Government Data Breaches
Berkley Technology Law Journal, Forthcoming
University of Miami Legal Studies Research Paper No. 2009-20
42 Pages Posted: 15 Aug 2009 Last revised: 26 Aug 2011
This paper addresses the legal response to data breaches in the US public sector. Private data held by the government is often the result of legally required disclosures or of participation in formally optional licensing or benefit schemes where the government is as a practical matter the only game in town. These coercive or unbargained-for disclosures impute a heightened moral duty on the part of the government to exercise careful stewardship over private data. But the moral duty to safeguard the data and to deal fully and honestly with the consequences of failing to safeguard them is at best only partly reflected in current state and federal statute law and regulations. The paper begins with an illustrative survey of federal data holdings, known breach cases, and the extent to which the government’s moral duty to safeguard our data is currently instantiated in statute law and, increasingly, in regulation.
I then argue that the government’s duty to safeguard private data has a Constitutional foundation, either free-standing or based in Due Process, at least in cases where the government failed to take reasonable precautions to safeguard the data. This right is separate from any informational privacy rights that constrain the government's ability to acquire personal or corporate information. The key is Chief Justice Rhenquist’s opinion in DeShaney.

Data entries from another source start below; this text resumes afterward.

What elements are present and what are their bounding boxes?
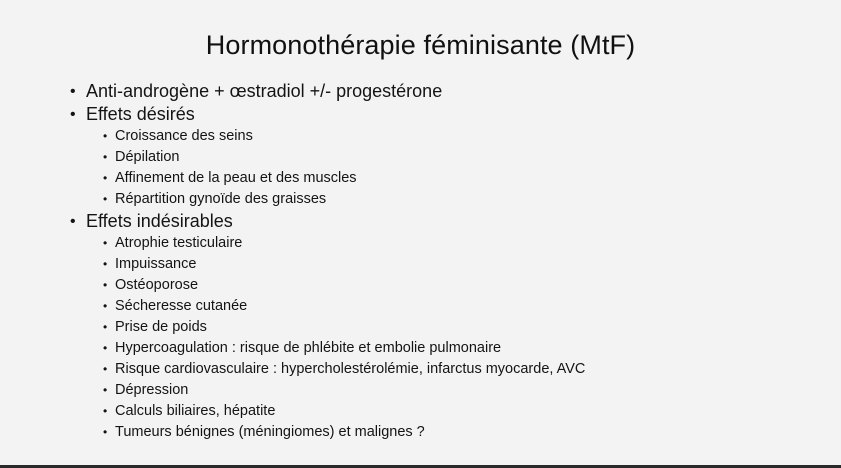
side-effect-item: • Calculs biliaires, hépatite	[90, 401, 585, 422]
side-effect-item: • Tumeurs bénignes (méningiomes) et malignes ?	[90, 422, 585, 443]
bullet-desired-effects	[70, 103, 585, 210]
bullet-desired-effects-text: Effets désirés	[86, 104, 195, 124]
bullet-medication	[70, 80, 585, 103]
desired-effect-item: • Croissance des seins	[90, 126, 585, 147]
side-effect-item: • Hypercoagulation : risque de phlébite et embolie pulmonaire	[90, 338, 585, 359]
side-effects-list	[90, 233, 585, 443]
bullet-side-effects	[70, 210, 585, 443]
bullet-side-effects-text: Effets indésirables	[86, 211, 233, 231]
side-effect-item: • Atrophie testiculaire	[90, 233, 585, 254]
bullet-medication-text: Anti-androgène + œstradiol +/- progestérone	[86, 81, 443, 101]
side-effect-item: • Dépression	[90, 380, 585, 401]
desired-effect-item: • Dépilation	[90, 147, 585, 168]
side-effect-item: • Prise de poids	[90, 317, 585, 338]
side-effect-item: • Sécheresse cutanée	[90, 296, 585, 317]
main-bullet-list	[70, 80, 585, 443]
desired-effects-list	[90, 126, 585, 210]
desired-effect-item: • Répartition gynoïde des graisses	[90, 189, 585, 210]
desired-effect-item: • Affinement de la peau et des muscles	[90, 168, 585, 189]
slide-title: Hormonothérapie féminisante (MtF)	[205, 30, 636, 60]
side-effect-item: • Impuissance	[90, 254, 585, 275]
side-effect-item: • Ostéoporose	[90, 275, 585, 296]
side-effect-item: • Risque cardiovasculaire : hypercholestérolémie, infarctus myocarde, AVC	[90, 359, 585, 380]
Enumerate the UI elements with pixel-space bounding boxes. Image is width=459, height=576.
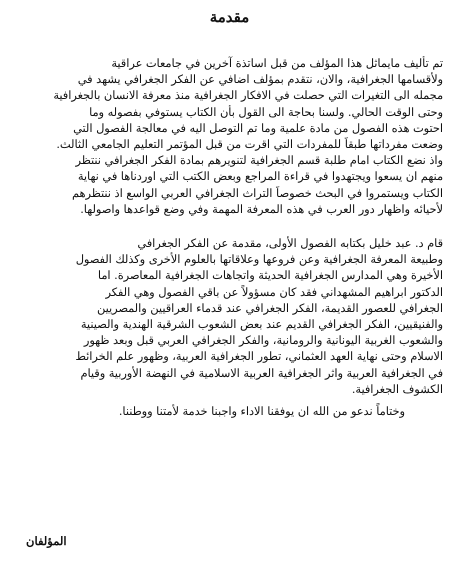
- page-title: مقدمة: [209, 8, 250, 26]
- text-line: لأحيائه واظهار دور العرب في هذه المعرفة المهمة وفي وضع قواعدها واصولها.: [80, 202, 443, 216]
- text-line: قام د. عبد خليل بكتابه الفصول الأولى، مقدمة عن الفكر الجغرافي: [137, 237, 443, 251]
- text-line: وضعت مفرداتها طبقاً للمفردات التي اقرت من قبل المؤتمر التعليم الجامعي الثالث.: [56, 138, 443, 152]
- text-line: وحتى الوقت الحالي. ولسنا بحاجة الى القول بأن الكتاب يستوفي بفصوله وما: [89, 105, 443, 119]
- text-line: ولأقسامها الجغرافية، والان، نتقدم بمؤلف اضافي عن الفكر الجغرافي يشهد في: [77, 73, 443, 87]
- text-line: الكتاب ويستمروا في البحث خصوصاً التراث الجغرافي العربي الواسع اذ ننتظرهم: [72, 186, 443, 200]
- text-line: الدكتور ابراهيم المشهداني فقد كان مسؤولاً عن باقي الفصول وهي الفكر: [105, 285, 443, 299]
- text-line: الأخيرة وهي المدارس الجغرافية الحديثة واتجاهات الجغرافية المعاصرة. اما: [97, 269, 443, 283]
- paragraph-intro: [16, 56, 443, 218]
- paragraph-authors: [16, 236, 443, 398]
- text-line: الكشوف الجغرافية.: [351, 382, 443, 396]
- text-line: واذ نضع الكتاب امام طلبة قسم الجغرافية لتنويرهم بمادة الفكر الجغرافي ننتظر: [75, 154, 443, 168]
- text-line: والشعوب الغربية اليونانية والرومانية، والفكر الجغرافي العربي قبل وبعد ظهور: [83, 334, 443, 348]
- text-line: تم تأليف مايماثل هذا المؤلف من قبل اساتذة آخرين في جامعات عراقية: [111, 57, 443, 70]
- text-line: منهم ان يسعوا ويجتهدوا في قراءة المراجع وبعض الكتب التي اوردناها في نهاية: [77, 170, 443, 184]
- text-line: الاسلام وحتى نهاية العهد العثماني، تطور الجغرافية العربية، وظهور علم الخرائط: [75, 350, 443, 364]
- text-line: وطبيعة المعرفة الجغرافية وعن فروعها وعلاقاتها بالعلوم الأخرى وكذلك الفصول: [75, 253, 443, 267]
- closing-text: وختاماً ندعو من الله ان يوفقنا الاداء واجبنا خدمة لأمتنا ووطننا.: [118, 405, 405, 419]
- signature: المؤلفان: [26, 534, 67, 548]
- text-line: والفنيقيين، الفكر الجغرافي القديم عند بعض الشعوب الشرقية الهندية والصينية: [80, 318, 443, 332]
- text-line: الجغرافي للعصور القديمة، الفكر الجغرافي عند قدماء العراقيين والمصريين: [96, 301, 443, 315]
- text-line: مجمله الى التغيرات التي حصلت في الافكار الجغرافية منذ معرفة الانسان بالجغرافية: [53, 89, 443, 103]
- text-line: في الجغرافية العربية واثر الجغرافية العربية الاسلامية في النهضة الأوربية وقيام: [80, 366, 443, 380]
- text-line: احتوت هذه الفصول من مادة علمية وما تم التوصل اليه في معالجة الفصول التي: [73, 121, 443, 135]
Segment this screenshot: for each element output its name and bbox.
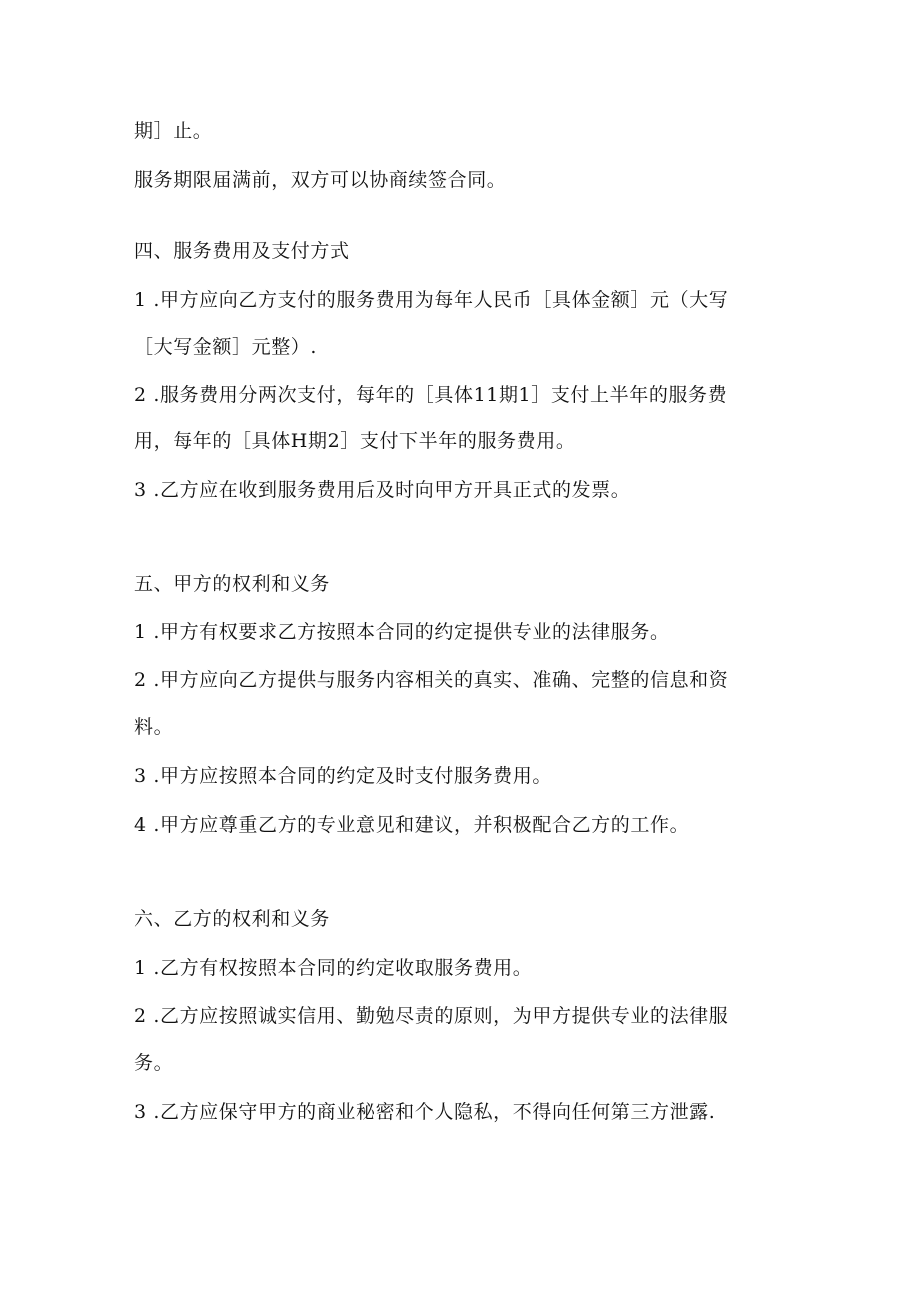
text-line-13: 3 .甲方应按照本合同的约定及时支付服务费用。 <box>134 765 552 787</box>
section-heading-5: 五、甲方的权利和义务 <box>134 573 331 595</box>
text-line-16: 1 .乙方有权按照本合同的约定收取服务费用。 <box>134 957 533 979</box>
text-line-12: 料。 <box>134 716 174 738</box>
text-line-17: 2 .乙方应按照诚实信用、勤勉尽责的原则，为甲方提供专业的法律服 <box>134 1005 729 1027</box>
text-line-6: 2 .服务费用分两次支付，每年的［具体11期1］支付上半年的服务费 <box>134 384 728 406</box>
text-line-8: 3 .乙方应在收到服务费用后及时向甲方开具正式的发票。 <box>134 479 631 501</box>
text-line-18: 务。 <box>134 1052 174 1074</box>
text-line-10: 1 .甲方有权要求乙方按照本合同的约定提供专业的法律服务。 <box>134 621 670 643</box>
section-heading-6: 六、乙方的权利和义务 <box>134 908 331 930</box>
text-line-11: 2 .甲方应向乙方提供与服务内容相关的真实、准确、完整的信息和资 <box>134 669 729 691</box>
text-line-1: 期］止。 <box>134 120 213 142</box>
text-line-5: ［大写金额］元整）. <box>134 336 318 358</box>
text-line-19: 3 .乙方应保守甲方的商业秘密和个人隐私，不得向任何第三方泄露. <box>134 1101 716 1123</box>
text-line-7: 用，每年的［具体H期2］支付下半年的服务费用。 <box>134 430 576 452</box>
text-line-2: 服务期限届满前，双方可以协商续签合同。 <box>134 169 507 191</box>
text-line-4: 1 .甲方应向乙方支付的服务费用为每年人民币［具体金额］元（大写 <box>134 289 729 311</box>
section-heading-4: 四、服务费用及支付方式 <box>134 240 350 262</box>
text-line-14: 4 .甲方应尊重乙方的专业意见和建议，并积极配合乙方的工作。 <box>134 814 690 836</box>
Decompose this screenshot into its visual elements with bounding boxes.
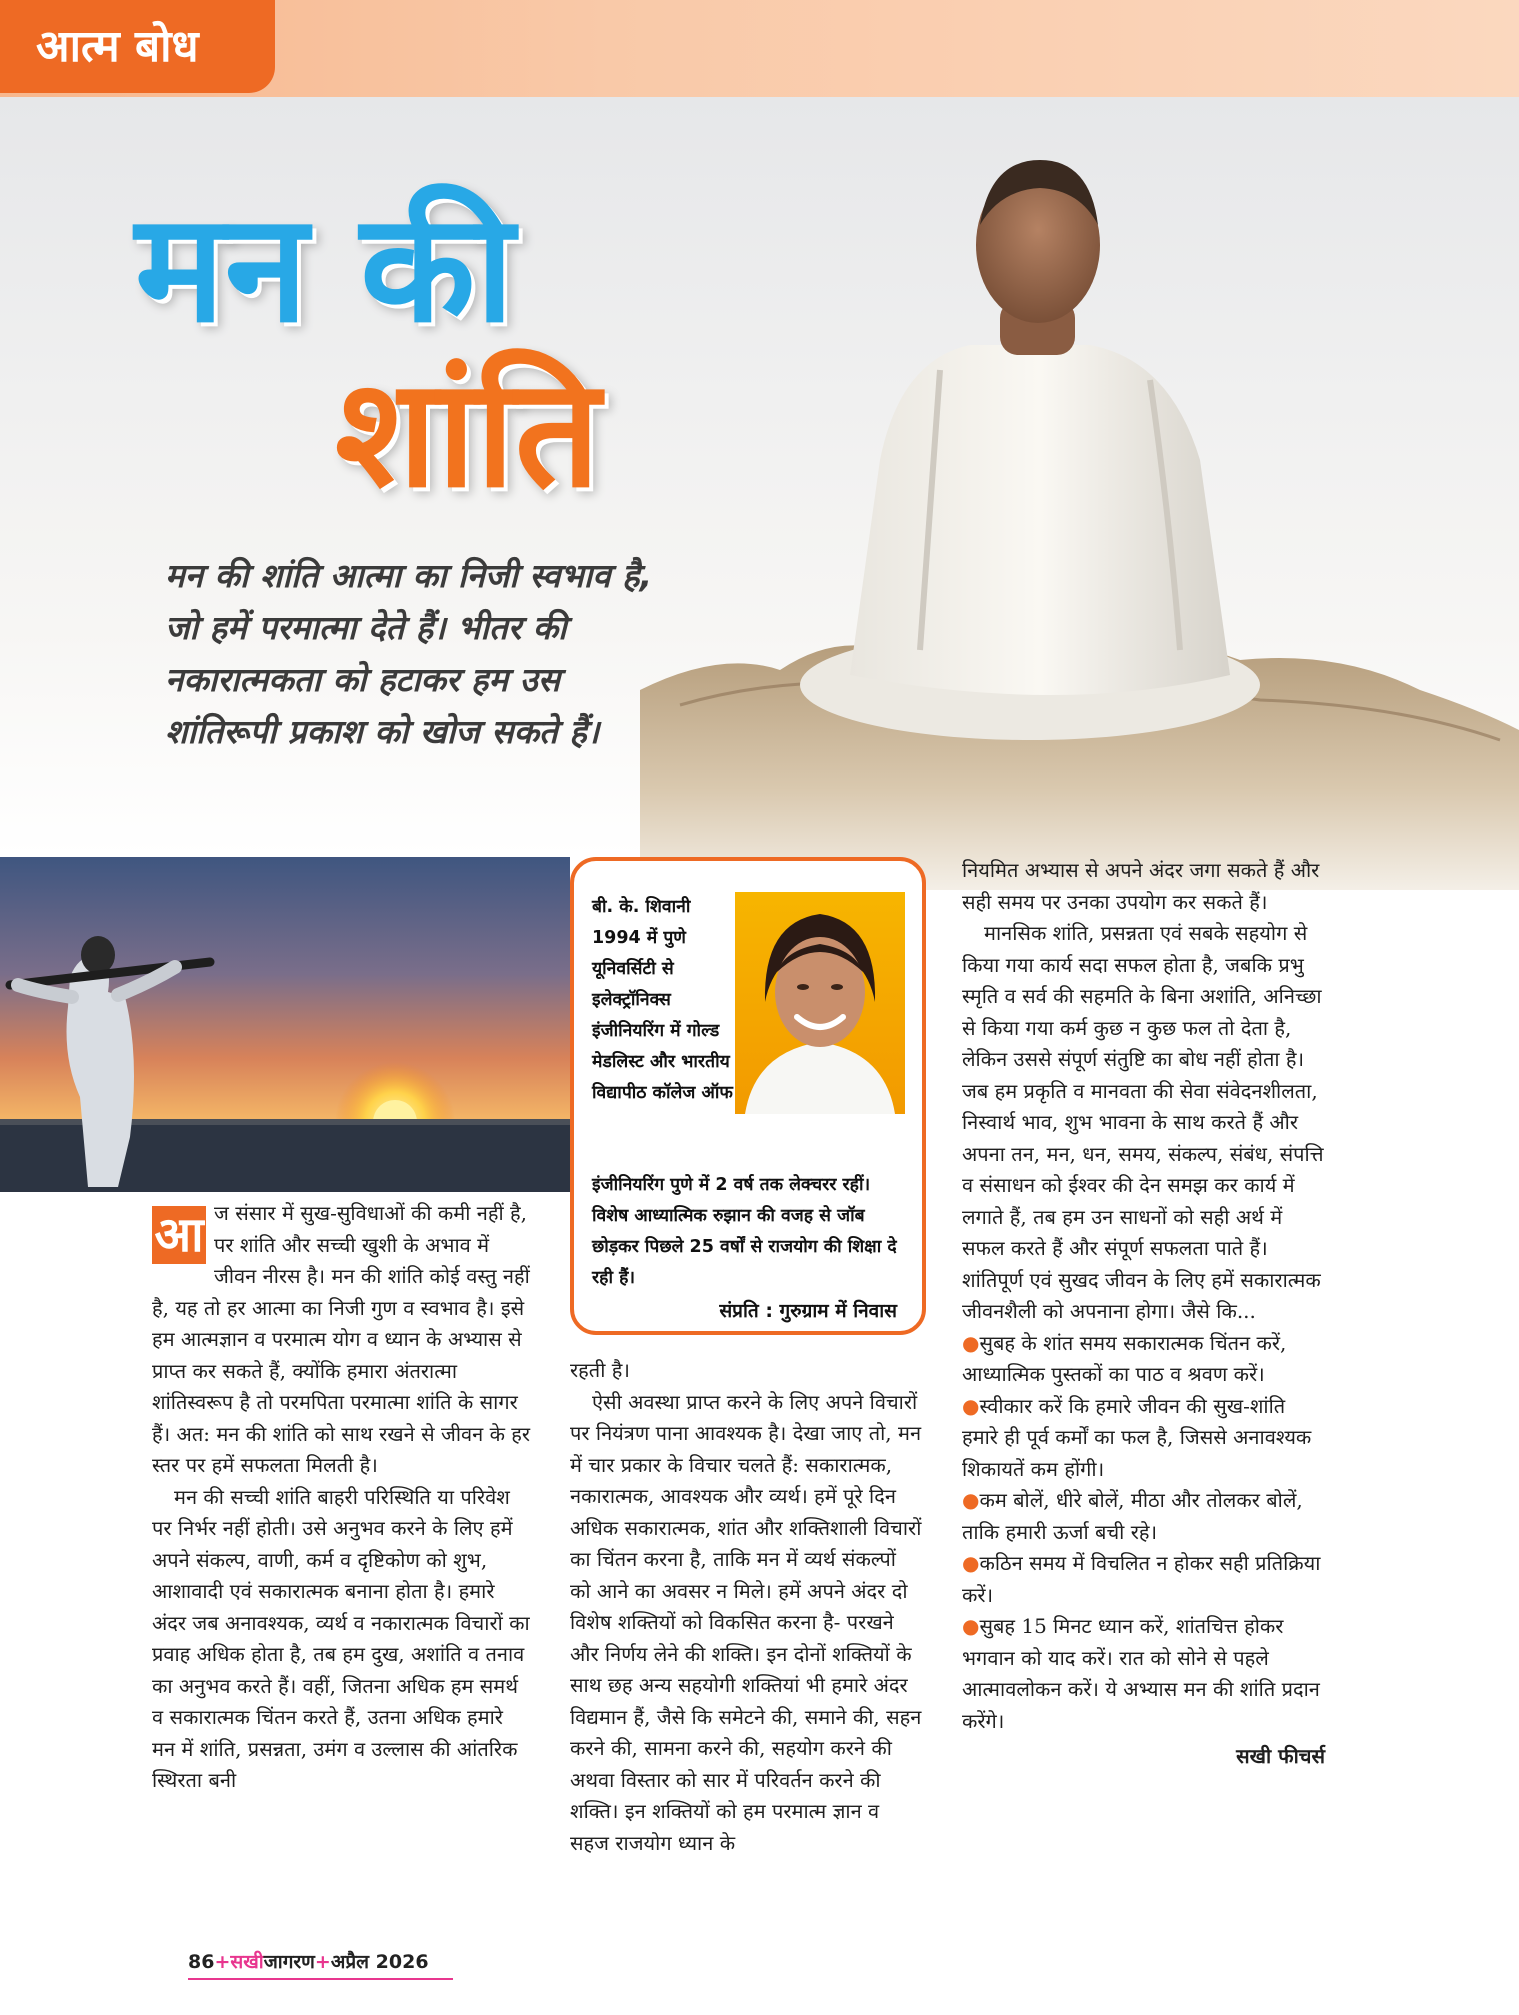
article-credit: सखी फीचर्स <box>1236 1744 1325 1768</box>
footer-rule <box>188 1978 453 1980</box>
plus-icon: + <box>214 1951 231 1973</box>
col3-paragraph-1: नियमित अभ्यास से अपने अंदर जगा सकते हैं और सही समय पर उनका उपयोग कर सकते हैं। <box>962 858 1320 914</box>
page-number: 86 <box>188 1951 215 1973</box>
issue-date: अप्रैल 2026 <box>330 1951 429 1973</box>
meditating-man-photo <box>640 130 1519 890</box>
bullet-dot-icon: ● <box>962 1614 980 1638</box>
bullet-dot-icon: ● <box>962 1488 980 1512</box>
col3-paragraph-2: मानसिक शांति, प्रसन्नता एवं सबके सहयोग से किया गया कार्य सदा सफल होता है, जबकि प्रभु स्मृति व सर्व की सहमति के बिना अशांति, अनिच्छा से किया गया कर्म कुछ न कुछ फल तो देता है, लेकिन उससे संपूर्ण संतुष्टि का बोध नहीं होता है। जब हम प्रकृति व मानवता की सेवा संवेदनशीलता, निस्वार्थ भाव, शुभ भावना के साथ करते हैं और अपना तन, मन, धन, समय, संकल्प, संबंध, संपत्ति व संसाधन को ईश्वर की देन समझ कर कार्य में लगाते हैं, तब हम उन साधनों को सही अर्थ में सफल करते हैं और संपूर्ण सफलता पाते हैं। शांतिपूर्ण एवं सुखद जीवन के लिए हमें सकारात्मक जीवनशैली को अपनाना होगा। जैसे कि... <box>962 921 1324 1323</box>
brand-sakhi: सखी <box>230 1951 264 1973</box>
bio-text-bottom: इंजीनियरिंग पुणे में 2 वर्ष तक लेक्चरर रहीं। विशेष आध्यात्मिक रुझान की वजह से जॉब छोड़कर पिछले 25 वर्षों से राजयोग की शिक्षा दे रही हैं। <box>592 1175 897 1288</box>
col1-paragraph-1: ज संसार में सुख-सुविधाओं की कमी नहीं है, पर शांति और सच्ची खुशी के अभाव में जीवन नीरस है। मन की शांति कोई वस्तु नहीं है, यह तो हर आत्मा का निजी गुण व स्वभाव है। इसे हम आत्मज्ञान व परमात्म योग व ध्यान के अभ्यास से प्राप्त कर सकते हैं, क्योंकि हमारा अंतरात्मा शांतिस्वरूप है तो परमपिता परमात्मा शांति के सागर हैं। अत: मन की शांति को साथ रखने से जीवन के हर स्तर पर हमें सफलता मिलती है। <box>152 1201 531 1477</box>
title-line-1: मन की <box>135 182 515 356</box>
bullet-item: ●कठिन समय में विचलित न होकर सही प्रतिक्रिया करें। <box>962 1551 1321 1607</box>
shivani-portrait <box>735 892 905 1114</box>
col2-paragraph-2: ऐसी अवस्था प्राप्त करने के लिए अपने विचारों पर नियंत्रण पाना आवश्यक है। देखा जाए तो, मन में चार प्रकार के विचार चलते हैं: सकारात्मक, नकारात्मक, आवश्यक और व्यर्थ। हमें पूरे दिन अधिक सकारात्मक, शांत और शक्तिशाली विचारों का चिंतन करना है, ताकि मन में व्यर्थ संकल्पों को आने का अवसर न मिले। हमें अपने अंदर दो विशेष शक्तियों को विकसित करना है- परखने और निर्णय लेने की शक्ति। इन दोनों शक्तियों के साथ छह अन्य सहयोगी शक्तियां भी हमारे अंदर विद्यमान हैं, जैसे कि समेटने की, समाने की, सहन करने की, सामना करने की, सहयोग करने की अथवा विस्तार को सार में परिवर्तन करने की शक्ति। इन शक्तियों को हम परमात्म ज्ञान व सहज राजयोग ध्यान के <box>570 1389 922 1855</box>
sunset-photo <box>0 857 570 1192</box>
drop-cap: आ <box>152 1206 206 1264</box>
bullet-item: ●कम बोलें, धीरे बोलें, मीठा और तोलकर बोलें, ताकि हमारी ऊर्जा बची रहे। <box>962 1488 1303 1544</box>
bullet-item: ●सुबह 15 मिनट ध्यान करें, शांतचित्त होकर भगवान को याद करें। रात को सोने से पहले आत्मावलोकन करें। ये अभ्यास मन की शांति प्रदान करेंगे। <box>962 1614 1320 1733</box>
bullet-item: ●स्वीकार करें कि हमारे जीवन की सुख-शांति हमारे ही पूर्व कर्मों का फल है, जिससे अनावश्यक शिकायतें कम होंगी। <box>962 1393 1312 1481</box>
bullet-dot-icon: ● <box>962 1551 980 1575</box>
intro-deck: मन की शांति आत्मा का निजी स्वभाव है, जो हमें परमात्मा देते हैं। भीतर की नकारात्मकता को हटाकर हम उस शांतिरूपी प्रकाश को खोज सकते हैं। <box>165 556 653 751</box>
bullet-item: ●सुबह के शांत समय सकारात्मक चिंतन करें, आध्यात्मिक पुस्तकों का पाठ व श्रवण करें। <box>962 1330 1287 1386</box>
col2-paragraph-1: रहती है। <box>570 1358 630 1382</box>
bullet-dot-icon: ● <box>962 1330 980 1355</box>
section-tab: आत्म बोध <box>0 0 275 93</box>
plus-icon: + <box>314 1951 331 1973</box>
title-line-2: शांति <box>335 347 601 521</box>
bio-location: संप्रति : गुरुग्राम में निवास <box>719 1300 897 1322</box>
col1-paragraph-2: मन की सच्ची शांति बाहरी परिस्थिति या परिवेश पर निर्भर नहीं होती। उसे अनुभव करने के लिए हमें अपने संकल्प, वाणी, कर्म व दृष्टिकोण को शुभ, आशावादी एवं सकारात्मक बनाना होता है। हमारे अंदर जब अनावश्यक, व्यर्थ व नकारात्मक विचारों का प्रवाह अधिक होता है, तब हम दुख, अशांति व तनाव का अनुभव करते हैं। वहीं, जितना अधिक हम समर्थ व सकारात्मक चिंतन करते हैं, उतना अधिक हमारे मन में शांति, प्रसन्नता, उमंग व उल्लास की आंतरिक स्थिरता बनी <box>152 1484 530 1792</box>
bullet-dot-icon: ● <box>962 1393 980 1418</box>
page-footer <box>188 1948 429 1974</box>
article-column-1 <box>152 1198 532 1797</box>
brand-jagran: जागरण <box>263 1951 315 1973</box>
article-column-3 <box>962 855 1325 1773</box>
article-column-2 <box>570 1355 922 1859</box>
bio-text-top: बी. के. शिवानी 1994 में पुणे यूनिवर्सिटी से इलेक्ट्रॉनिक्स इंजीनियरिंग में गोल्ड मेडलिस्ट और भारतीय विद्यापीठ कॉलेज ऑफ <box>592 897 733 1103</box>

Under the DeShaney logic, victims of many governmental privacy breaches should have a claim against states under § 1983. Similar constitutional claims against the federal government would require a Bivens action but this is unlikely to work under current doctrine. As a result, persons injured by federal data breaches will have substantially inferior remedies available to them than will victims of state errors. And even when suing a state, however, the provision of effective remedies may be hampered by arguments based on governmental immunity, and the problem of valuing the harms caused by a breach.